Question

In the figure, a parallel beam of light is incident on the plane of the slits of a Young's double-slit experiment. Light incident on the slit $S_1$ passes through a medium of variable refractive index $\mu =1+ax$ (where 'x' is the distance from the plane of slits as shown), up to a distance ${}^{\prime }{l}^{\prime }$ before falling on $S_1$. Rest of the space is filled with air. If at ${}^{\prime }{O}^{\prime }$ a minima is formed, then the minimum value of the positive constant $a$ (in terms of $l$ and wavelength ${}^{\prime }{\lambda }^{\prime }$ in air) is

• A. $\frac{\lambda }{l}$
• B. $\frac{\lambda }{l^2}$
• C. $\frac{l^2}{\lambda }$
• D. none of these

Answer 1

The correct option is B $\frac{\lambda }{l^2}$

Path difference due to insertion of a glass slab of thickness $t$ and refractive index $n$ is given by $t(n-1)$.

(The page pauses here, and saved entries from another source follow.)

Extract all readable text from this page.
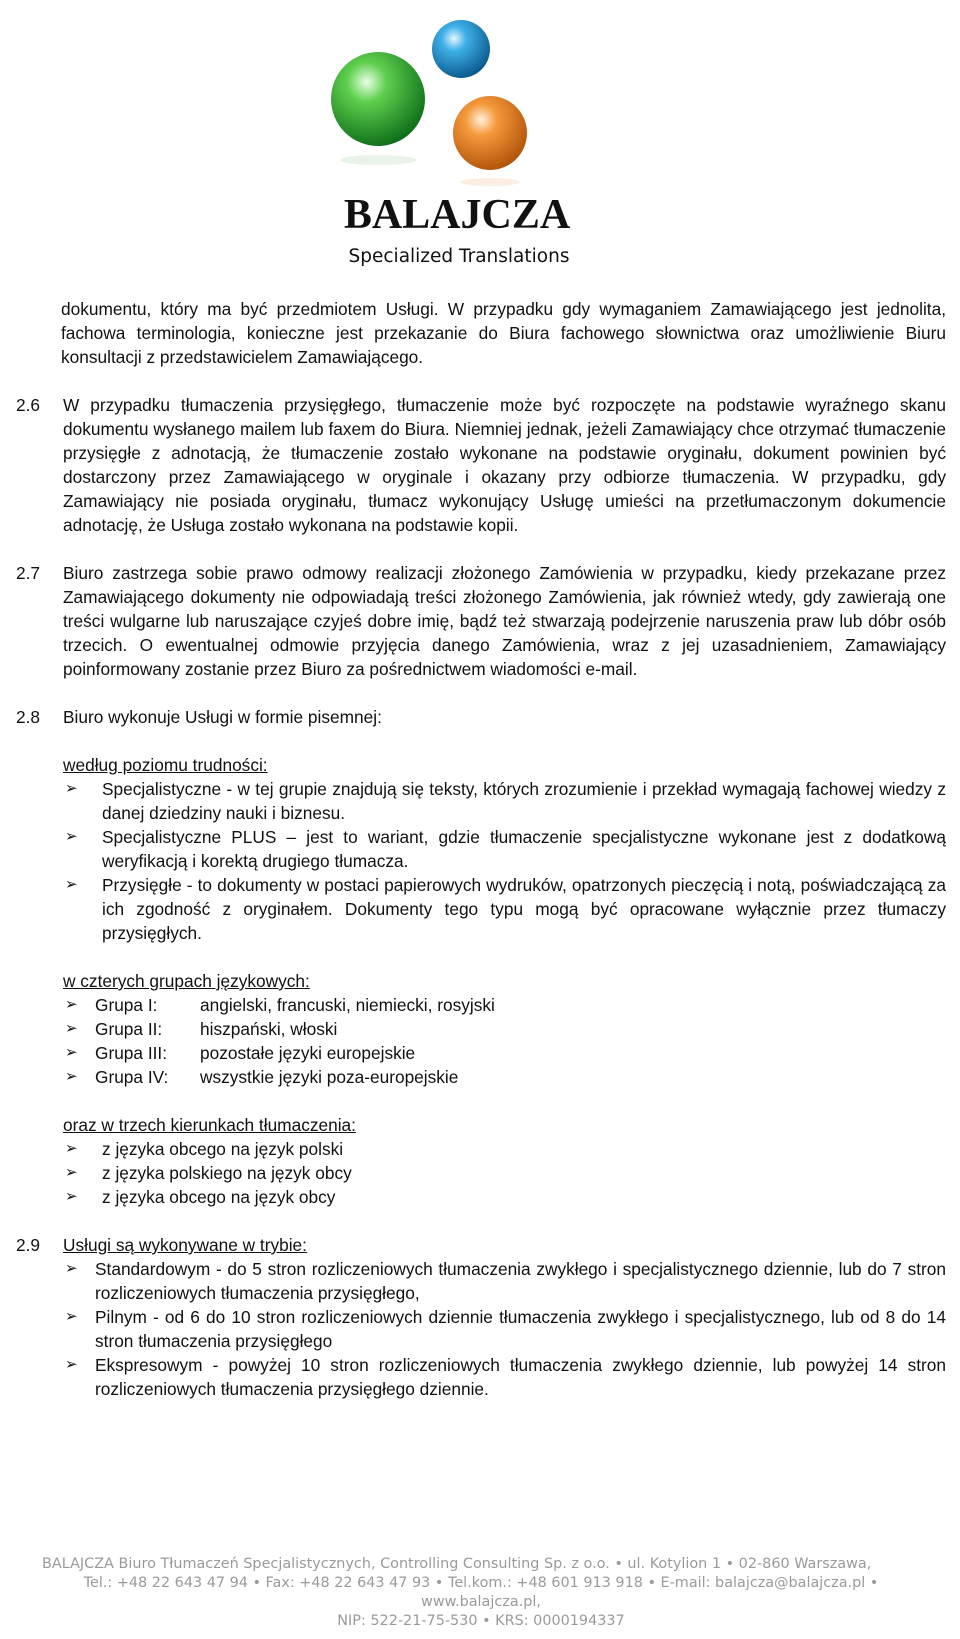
BALAJCZA
Specialized Translations

dokumentu, który ma być przedmiotem Usługi. W przypadku gdy wymaganiem Zamawiającego jest jednolita, fachowa terminologia, konieczne jest przekazanie do Biura fachowego słownictwa oraz umożliwienie Biuru konsultacji z przedstawicielem Zamawiającego.

2.6	W przypadku tłumaczenia przysięgłego, tłumaczenie może być rozpoczęte na podstawie wyraźnego skanu dokumentu wysłanego mailem lub faxem do Biura. Niemniej jednak, jeżeli Zamawiający chce otrzymać tłumaczenie przysięgłe z adnotacją, że tłumaczenie zostało wykonane na podstawie oryginału, dokument powinien być dostarczony przez Zamawiającego w oryginale i okazany przy odbiorze tłumaczenia. W przypadku, gdy Zamawiający nie posiada oryginału, tłumacz wykonujący Usługę umieści na przetłumaczonym dokumencie adnotację, że Usługa zostało wykonana na podstawie kopii.

2.7	Biuro zastrzega sobie prawo odmowy realizacji złożonego Zamówienia w przypadku, kiedy przekazane przez Zamawiającego dokumenty nie odpowiadają treści złożonego Zamówienia, jak również wtedy, gdy zawierają one treści wulgarne lub naruszające czyjeś dobre imię, bądź też stwarzają podejrzenie naruszenia praw lub dóbr osób trzecich. O ewentualnej odmowie przyjęcia danego Zamówienia, wraz z jej uzasadnieniem, Zamawiający poinformowany zostanie przez Biuro za pośrednictwem wiadomości e-mail.

2.8	Biuro wykonuje Usługi w formie pisemnej:

według poziomu trudności:

➢	Specjalistyczne - w tej grupie znajdują się teksty, których zrozumienie i przekład wymagają fachowej wiedzy z danej dziedziny nauki i biznesu.
➢	Specjalistyczne PLUS – jest to wariant, gdzie tłumaczenie specjalistyczne wykonane jest z dodatkową weryfikacją i korektą drugiego tłumacza.
➢	Przysięgłe - to dokumenty w postaci papierowych wydruków, opatrzonych pieczęcią i notą, poświadczającą za ich zgodność z oryginałem. Dokumenty tego typu mogą być opracowane wyłącznie przez tłumaczy przysięgłych.

w czterych grupach językowych:

➢	Grupa I: angielski, francuski, niemiecki, rosyjski
➢	Grupa II: hiszpański, włoski
➢	Grupa III: pozostałe języki europejskie
➢	Grupa IV: wszystkie języki poza-europejskie

oraz w trzech kierunkach tłumaczenia:

➢	z języka obcego na język polski
➢	z języka polskiego na język obcy
➢	z języka obcego na język obcy
2.9	Usługi są wykonywane w trybie:

➢	Standardowym - do 5 stron rozliczeniowych tłumaczenia zwykłego i specjalistycznego dziennie, lub do 7 stron rozliczeniowych tłumaczenia przysięgłego,
➢	Pilnym - od 6 do 10 stron rozliczeniowych dziennie tłumaczenia zwykłego i specjalistycznego, lub od 8 do 14 stron tłumaczenia przysięgłego
➢	Ekspresowym - powyżej 10 stron rozliczeniowych tłumaczenia zwykłego dziennie, lub powyżej 14 stron rozliczeniowych tłumaczenia przysięgłego dziennie.
BALAJCZA Biuro Tłumaczeń Specjalistycznych, Controlling Consulting Sp. z o.o. • ul. Kotylion 1 • 02-860 Warszawa,
Tel.: +48 22 643 47 94 • Fax: +48 22 643 47 93 • Tel.kom.: +48 601 913 918 • E-mail: balajcza@balajcza.pl • www.balajcza.pl,
NIP: 522-21-75-530 • KRS: 0000194337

In the above case, consider a section of the variable refractive index medium of infinitesimal thickness at a distance x from the slits' plane.

Path difference due to this section=$\delta \left(\Delta x\right)=dx(\mu -1)=dx(1+ax-1)=dx\left(ax\right)$

Therefore the total path difference due to the variable refractive index=$\Delta x={\int }_0^{l}axdx=\frac{a{l}^2}{2}$

The rays from the two slits now have a path difference of $\frac{a{l}^2}{2}$. To obtain a minima at O, the path difference must be an odd multiple of $\frac{\lambda }{2}$.

$⟹\frac{a{l}^2}{2}=(n+\frac{1}{2})\lambda$

'a' is minimum for n=0,

$a=\frac{\lambda }{l^2}$